His challenge can also be seen as unusual because he did not, in reality, have any relationship with the deceased. His contact with the deceased was virtually nonexistent in her later years. This is in contrast to the relationship between the plaintiff and the deceased. The evidence of Mrs Soon and Mrs Nesovanovic supports the conclusion that the deceased regarded the plaintiff as akin to a son, and a loving and dutiful son at that. She always wished to benefit him on her death. All of the wills of the deceased demonstrate that the deceased wished to benefit the plaintiff.
When litigants decide to challenge a will, it is imperative that their advisers review the evidence supporting such a challenge in a rigorous manner.

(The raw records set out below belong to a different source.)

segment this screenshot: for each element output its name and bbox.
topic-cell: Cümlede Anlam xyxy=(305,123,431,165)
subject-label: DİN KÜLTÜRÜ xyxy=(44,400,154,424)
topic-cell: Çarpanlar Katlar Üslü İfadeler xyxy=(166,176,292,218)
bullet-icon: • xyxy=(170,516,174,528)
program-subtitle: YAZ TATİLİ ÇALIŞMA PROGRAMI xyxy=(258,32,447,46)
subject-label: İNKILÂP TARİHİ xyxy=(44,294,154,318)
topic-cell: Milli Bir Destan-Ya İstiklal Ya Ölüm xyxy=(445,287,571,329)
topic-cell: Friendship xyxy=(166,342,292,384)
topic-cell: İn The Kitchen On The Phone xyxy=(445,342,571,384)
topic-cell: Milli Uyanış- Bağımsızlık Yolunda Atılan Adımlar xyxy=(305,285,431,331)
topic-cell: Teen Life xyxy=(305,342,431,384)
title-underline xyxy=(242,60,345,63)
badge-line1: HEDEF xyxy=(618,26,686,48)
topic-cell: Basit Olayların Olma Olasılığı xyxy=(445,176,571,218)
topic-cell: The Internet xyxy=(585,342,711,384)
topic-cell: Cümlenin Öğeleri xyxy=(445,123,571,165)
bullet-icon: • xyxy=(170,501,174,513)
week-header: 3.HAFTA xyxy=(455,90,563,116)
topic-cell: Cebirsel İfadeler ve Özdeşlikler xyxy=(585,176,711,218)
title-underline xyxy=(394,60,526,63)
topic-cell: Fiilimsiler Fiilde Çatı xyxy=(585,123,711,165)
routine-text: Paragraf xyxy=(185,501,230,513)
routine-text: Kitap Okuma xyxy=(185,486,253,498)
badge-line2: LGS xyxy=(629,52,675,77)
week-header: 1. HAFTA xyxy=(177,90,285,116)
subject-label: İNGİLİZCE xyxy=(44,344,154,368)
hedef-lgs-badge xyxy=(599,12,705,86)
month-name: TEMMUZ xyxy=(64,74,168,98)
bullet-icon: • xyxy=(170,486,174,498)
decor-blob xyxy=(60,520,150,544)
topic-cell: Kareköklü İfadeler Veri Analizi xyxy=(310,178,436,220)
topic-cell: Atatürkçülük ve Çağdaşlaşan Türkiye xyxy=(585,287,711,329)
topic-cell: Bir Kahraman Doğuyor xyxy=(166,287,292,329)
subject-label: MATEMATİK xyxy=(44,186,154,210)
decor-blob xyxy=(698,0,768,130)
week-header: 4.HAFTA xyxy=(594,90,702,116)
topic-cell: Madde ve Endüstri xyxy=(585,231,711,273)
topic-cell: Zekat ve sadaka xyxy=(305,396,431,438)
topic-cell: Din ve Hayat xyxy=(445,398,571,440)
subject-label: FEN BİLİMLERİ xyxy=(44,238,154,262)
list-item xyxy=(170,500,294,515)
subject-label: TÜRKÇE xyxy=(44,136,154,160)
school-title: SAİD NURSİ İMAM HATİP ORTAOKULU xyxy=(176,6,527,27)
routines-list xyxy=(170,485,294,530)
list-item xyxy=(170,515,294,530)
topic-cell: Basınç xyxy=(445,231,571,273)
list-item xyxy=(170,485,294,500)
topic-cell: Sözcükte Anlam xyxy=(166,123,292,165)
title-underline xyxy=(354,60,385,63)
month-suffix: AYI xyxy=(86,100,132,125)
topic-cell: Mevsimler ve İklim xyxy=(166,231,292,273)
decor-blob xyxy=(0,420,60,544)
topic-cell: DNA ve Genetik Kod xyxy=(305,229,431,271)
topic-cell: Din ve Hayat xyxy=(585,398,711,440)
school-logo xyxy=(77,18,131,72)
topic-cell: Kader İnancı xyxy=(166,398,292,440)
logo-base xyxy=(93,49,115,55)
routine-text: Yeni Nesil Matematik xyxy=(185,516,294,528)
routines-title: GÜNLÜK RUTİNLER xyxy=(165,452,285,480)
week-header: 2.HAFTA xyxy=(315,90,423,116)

The Civil Procedure Act 2010 requires that when parties, and legal practitioners acting on their behalf, bring litigation, it is to be supported by the factual and legal material available to them at the time of making the decision.[30] While I do not go so far as to make any findings in this respect, I am not confident that this was done in this proceeding.
[30]Civil Procedure Act 2010, s 18.
Orders
Accordingly, for the reasons set out, I dismiss the defendant’s caveat filed 13 October 2010. I find that the 2010 will was the last valid will of the deceased. Mr Robinson should now proceed with an application for letters of administration with the will of the deceased dated 13 June 2010 annexed.
I shall hear the parties as to the appropriate form of orders and as to costs.